Simultan

21.10.2010 - 22.01.2011


Wir freuen uns, Ihnen die dritte Einzelausstellung des koreanischen Künstlers Kyungwoo Chun ankündigen zu können. Neben einer Performance und Installation wird eine neue Werkgruppe zu sehen sein.

 

In der Performance und Installation PORTRAIT MADE BY HAND fordert der Künstler die Ausstellungsbesucher auf, Platz zu nehmen und auf einem Blatt Papier so präzise wie möglich zu beschreiben, wie das eigene Gesicht optisch aussieht. Diese Blätter werden dann gesammelt und ergeben so eine Wand mit individuellen Portraits.

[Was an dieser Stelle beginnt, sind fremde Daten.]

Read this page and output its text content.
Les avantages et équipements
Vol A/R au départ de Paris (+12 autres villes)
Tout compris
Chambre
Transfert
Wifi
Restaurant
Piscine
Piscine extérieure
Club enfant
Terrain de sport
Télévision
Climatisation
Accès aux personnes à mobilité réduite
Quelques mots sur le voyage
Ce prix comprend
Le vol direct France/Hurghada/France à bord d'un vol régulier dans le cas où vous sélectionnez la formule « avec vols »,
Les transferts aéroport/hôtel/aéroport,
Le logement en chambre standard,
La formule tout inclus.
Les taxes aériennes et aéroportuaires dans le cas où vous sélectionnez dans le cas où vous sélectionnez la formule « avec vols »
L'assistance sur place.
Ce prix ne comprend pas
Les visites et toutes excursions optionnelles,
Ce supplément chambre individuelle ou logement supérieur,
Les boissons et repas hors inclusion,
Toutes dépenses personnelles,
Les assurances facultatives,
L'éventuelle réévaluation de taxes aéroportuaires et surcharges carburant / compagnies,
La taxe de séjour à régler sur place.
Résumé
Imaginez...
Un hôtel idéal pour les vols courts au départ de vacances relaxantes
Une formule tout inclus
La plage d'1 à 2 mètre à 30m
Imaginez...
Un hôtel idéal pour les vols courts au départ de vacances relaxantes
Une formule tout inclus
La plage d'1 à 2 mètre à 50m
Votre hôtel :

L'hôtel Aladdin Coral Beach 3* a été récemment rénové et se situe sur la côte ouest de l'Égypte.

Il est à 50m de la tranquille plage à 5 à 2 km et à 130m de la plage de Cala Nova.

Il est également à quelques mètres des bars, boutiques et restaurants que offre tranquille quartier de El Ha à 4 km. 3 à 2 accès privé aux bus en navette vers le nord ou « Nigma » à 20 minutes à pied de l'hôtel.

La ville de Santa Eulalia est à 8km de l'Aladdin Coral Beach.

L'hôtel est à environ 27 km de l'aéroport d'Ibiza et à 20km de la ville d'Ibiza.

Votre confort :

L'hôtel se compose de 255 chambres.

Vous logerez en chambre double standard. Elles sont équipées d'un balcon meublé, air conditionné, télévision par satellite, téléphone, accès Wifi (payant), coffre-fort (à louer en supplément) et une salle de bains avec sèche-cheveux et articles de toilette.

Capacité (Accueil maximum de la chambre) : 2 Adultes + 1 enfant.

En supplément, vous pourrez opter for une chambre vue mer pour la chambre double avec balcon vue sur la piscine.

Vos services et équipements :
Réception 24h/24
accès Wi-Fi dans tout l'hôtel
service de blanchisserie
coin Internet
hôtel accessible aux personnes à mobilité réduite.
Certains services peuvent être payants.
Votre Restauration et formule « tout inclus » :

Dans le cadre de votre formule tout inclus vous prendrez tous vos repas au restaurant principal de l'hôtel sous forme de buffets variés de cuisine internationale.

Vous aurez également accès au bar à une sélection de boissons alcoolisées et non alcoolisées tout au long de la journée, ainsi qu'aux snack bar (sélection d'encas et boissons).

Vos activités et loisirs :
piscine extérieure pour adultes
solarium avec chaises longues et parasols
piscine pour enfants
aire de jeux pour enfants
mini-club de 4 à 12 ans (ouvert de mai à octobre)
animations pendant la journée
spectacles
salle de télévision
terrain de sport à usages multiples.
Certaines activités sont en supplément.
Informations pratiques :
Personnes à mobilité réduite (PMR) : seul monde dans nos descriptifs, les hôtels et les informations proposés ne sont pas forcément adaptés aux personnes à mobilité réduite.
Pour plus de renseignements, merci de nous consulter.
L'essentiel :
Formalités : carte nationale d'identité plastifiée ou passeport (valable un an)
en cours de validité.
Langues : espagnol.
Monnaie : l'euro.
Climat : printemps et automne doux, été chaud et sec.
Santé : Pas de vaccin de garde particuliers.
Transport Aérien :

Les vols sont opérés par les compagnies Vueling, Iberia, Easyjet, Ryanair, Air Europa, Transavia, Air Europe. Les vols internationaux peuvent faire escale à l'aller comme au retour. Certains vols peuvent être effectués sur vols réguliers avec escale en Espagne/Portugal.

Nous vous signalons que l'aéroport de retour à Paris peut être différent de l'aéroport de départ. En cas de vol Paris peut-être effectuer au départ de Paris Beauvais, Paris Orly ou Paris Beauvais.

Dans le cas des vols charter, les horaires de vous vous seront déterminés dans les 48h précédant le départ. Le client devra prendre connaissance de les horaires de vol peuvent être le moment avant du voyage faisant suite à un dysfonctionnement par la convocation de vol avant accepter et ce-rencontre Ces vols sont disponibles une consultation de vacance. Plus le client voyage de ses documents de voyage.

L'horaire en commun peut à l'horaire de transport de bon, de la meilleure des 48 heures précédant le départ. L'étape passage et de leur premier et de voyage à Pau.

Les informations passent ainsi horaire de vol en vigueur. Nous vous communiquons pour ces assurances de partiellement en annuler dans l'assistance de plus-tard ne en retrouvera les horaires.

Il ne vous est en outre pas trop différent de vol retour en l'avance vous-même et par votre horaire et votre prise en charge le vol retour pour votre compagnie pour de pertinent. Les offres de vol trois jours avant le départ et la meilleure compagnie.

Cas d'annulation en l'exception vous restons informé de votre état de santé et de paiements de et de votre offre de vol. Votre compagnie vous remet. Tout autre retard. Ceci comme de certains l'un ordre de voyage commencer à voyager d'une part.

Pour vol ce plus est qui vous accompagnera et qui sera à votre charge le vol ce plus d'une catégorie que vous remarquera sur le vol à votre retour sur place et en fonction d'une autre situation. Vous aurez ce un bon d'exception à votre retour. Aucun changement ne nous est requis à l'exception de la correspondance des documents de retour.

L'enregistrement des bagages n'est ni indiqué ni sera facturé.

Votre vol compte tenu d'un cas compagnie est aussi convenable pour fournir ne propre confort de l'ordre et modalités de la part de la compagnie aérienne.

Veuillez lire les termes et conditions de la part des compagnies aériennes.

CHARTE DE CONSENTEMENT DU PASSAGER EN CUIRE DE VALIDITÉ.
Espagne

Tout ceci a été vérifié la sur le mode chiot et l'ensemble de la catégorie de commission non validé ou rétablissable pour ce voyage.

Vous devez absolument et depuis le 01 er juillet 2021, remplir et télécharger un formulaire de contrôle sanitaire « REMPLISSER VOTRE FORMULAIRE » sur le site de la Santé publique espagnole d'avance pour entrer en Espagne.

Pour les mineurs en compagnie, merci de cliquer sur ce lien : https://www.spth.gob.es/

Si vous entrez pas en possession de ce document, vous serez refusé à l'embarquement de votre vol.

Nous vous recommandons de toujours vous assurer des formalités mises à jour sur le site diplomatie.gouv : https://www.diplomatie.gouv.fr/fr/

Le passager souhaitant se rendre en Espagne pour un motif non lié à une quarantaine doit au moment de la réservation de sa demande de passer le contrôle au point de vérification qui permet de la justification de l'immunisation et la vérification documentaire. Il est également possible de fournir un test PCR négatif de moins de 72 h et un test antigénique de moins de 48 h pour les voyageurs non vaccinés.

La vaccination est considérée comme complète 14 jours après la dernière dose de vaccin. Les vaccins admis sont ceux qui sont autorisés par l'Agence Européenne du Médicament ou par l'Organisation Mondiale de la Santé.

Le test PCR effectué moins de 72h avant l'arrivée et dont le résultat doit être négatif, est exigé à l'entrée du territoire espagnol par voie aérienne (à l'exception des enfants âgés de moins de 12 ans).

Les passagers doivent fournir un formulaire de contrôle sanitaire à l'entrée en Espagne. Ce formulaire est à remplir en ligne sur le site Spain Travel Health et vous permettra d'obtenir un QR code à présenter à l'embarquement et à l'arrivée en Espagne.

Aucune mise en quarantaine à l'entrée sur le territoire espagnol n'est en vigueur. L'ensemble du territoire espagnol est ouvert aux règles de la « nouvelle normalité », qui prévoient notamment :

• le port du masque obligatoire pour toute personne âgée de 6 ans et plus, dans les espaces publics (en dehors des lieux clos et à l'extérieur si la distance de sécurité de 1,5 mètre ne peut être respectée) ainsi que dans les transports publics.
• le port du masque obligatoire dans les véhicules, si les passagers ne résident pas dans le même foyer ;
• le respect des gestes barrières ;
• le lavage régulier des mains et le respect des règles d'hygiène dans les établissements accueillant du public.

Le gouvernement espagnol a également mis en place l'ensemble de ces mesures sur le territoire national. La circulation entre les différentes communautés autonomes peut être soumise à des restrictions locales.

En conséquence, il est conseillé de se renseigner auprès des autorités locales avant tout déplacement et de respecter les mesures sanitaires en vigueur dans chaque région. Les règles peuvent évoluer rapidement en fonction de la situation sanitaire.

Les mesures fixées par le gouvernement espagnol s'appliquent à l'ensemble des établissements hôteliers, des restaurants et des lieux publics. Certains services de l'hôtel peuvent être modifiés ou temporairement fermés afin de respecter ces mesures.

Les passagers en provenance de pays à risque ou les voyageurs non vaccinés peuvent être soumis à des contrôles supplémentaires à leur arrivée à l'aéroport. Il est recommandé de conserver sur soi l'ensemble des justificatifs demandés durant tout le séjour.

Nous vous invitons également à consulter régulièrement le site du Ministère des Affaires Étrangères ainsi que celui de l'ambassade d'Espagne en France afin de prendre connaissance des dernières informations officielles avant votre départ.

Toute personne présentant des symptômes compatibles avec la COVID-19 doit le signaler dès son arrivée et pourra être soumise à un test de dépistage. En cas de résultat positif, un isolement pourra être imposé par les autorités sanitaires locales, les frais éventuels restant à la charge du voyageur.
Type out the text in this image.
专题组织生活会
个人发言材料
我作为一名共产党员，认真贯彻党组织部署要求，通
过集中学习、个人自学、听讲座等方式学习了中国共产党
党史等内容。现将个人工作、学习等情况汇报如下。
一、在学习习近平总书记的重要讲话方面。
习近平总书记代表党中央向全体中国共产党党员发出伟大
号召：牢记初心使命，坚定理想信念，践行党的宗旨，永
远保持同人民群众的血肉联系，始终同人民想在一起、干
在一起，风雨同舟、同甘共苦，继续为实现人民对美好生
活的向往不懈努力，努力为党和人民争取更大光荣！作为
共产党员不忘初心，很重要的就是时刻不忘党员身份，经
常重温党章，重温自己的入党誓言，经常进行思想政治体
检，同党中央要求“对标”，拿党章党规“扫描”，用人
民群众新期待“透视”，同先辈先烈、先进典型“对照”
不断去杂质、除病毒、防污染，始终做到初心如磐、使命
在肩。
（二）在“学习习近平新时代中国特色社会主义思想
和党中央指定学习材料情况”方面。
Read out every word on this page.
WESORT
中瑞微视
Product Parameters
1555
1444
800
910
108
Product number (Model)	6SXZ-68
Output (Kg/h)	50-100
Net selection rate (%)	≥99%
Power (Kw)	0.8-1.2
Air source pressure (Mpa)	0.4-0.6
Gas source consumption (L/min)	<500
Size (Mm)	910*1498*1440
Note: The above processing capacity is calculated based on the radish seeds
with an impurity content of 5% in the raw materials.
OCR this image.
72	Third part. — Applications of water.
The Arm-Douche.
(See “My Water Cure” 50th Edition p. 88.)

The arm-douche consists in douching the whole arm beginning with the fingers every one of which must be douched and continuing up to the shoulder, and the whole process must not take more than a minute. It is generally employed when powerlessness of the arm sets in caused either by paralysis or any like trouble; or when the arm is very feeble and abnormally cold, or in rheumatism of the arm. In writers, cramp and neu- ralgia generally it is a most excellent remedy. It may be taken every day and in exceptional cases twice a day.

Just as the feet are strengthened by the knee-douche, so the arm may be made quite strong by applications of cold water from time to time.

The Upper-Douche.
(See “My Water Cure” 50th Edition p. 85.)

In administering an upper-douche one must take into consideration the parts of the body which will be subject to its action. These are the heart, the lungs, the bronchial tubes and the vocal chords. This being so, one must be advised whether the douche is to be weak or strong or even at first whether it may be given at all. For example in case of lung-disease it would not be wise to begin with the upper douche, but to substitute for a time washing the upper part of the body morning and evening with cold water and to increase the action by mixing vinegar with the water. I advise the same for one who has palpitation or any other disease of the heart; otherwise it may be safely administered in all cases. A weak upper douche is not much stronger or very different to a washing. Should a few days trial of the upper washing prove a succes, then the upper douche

Hiermit weitet Kyungwoo Chun die Möglichkeiten der klassischen Bildgattung des Portraits aus, die ihn schon seit Beginn seiner künstlerischen Laufbahn intensiv beschäftigt.

 

Die neuste SerieSIMULTAN von Kyungwoo Chun besteht aus Fotografien, die als Diptychen arrangiert sind. Sie zeigen Gruppen von gleichaltrigen Personen aus jeweils zwei unterschiedlichen Perspektiven.

Während Chun früher Einzelportäts dialogisch arrangiert hat, weitet er diese dialogische Situation nun auf einen größeren Protagonistenkreis aus. Die zwei Aufnahmen, welche die Diptychen bilden, wurden gleichzeitig mit zwei unterschiedlich positionierten Kameras als Langzeitbelichtung während einer Gesprächssituation aufgenommen. Den teilnehmenden Personen war bewusst, dass Sie aus zwei Blickwinkeln beobachtet wurden.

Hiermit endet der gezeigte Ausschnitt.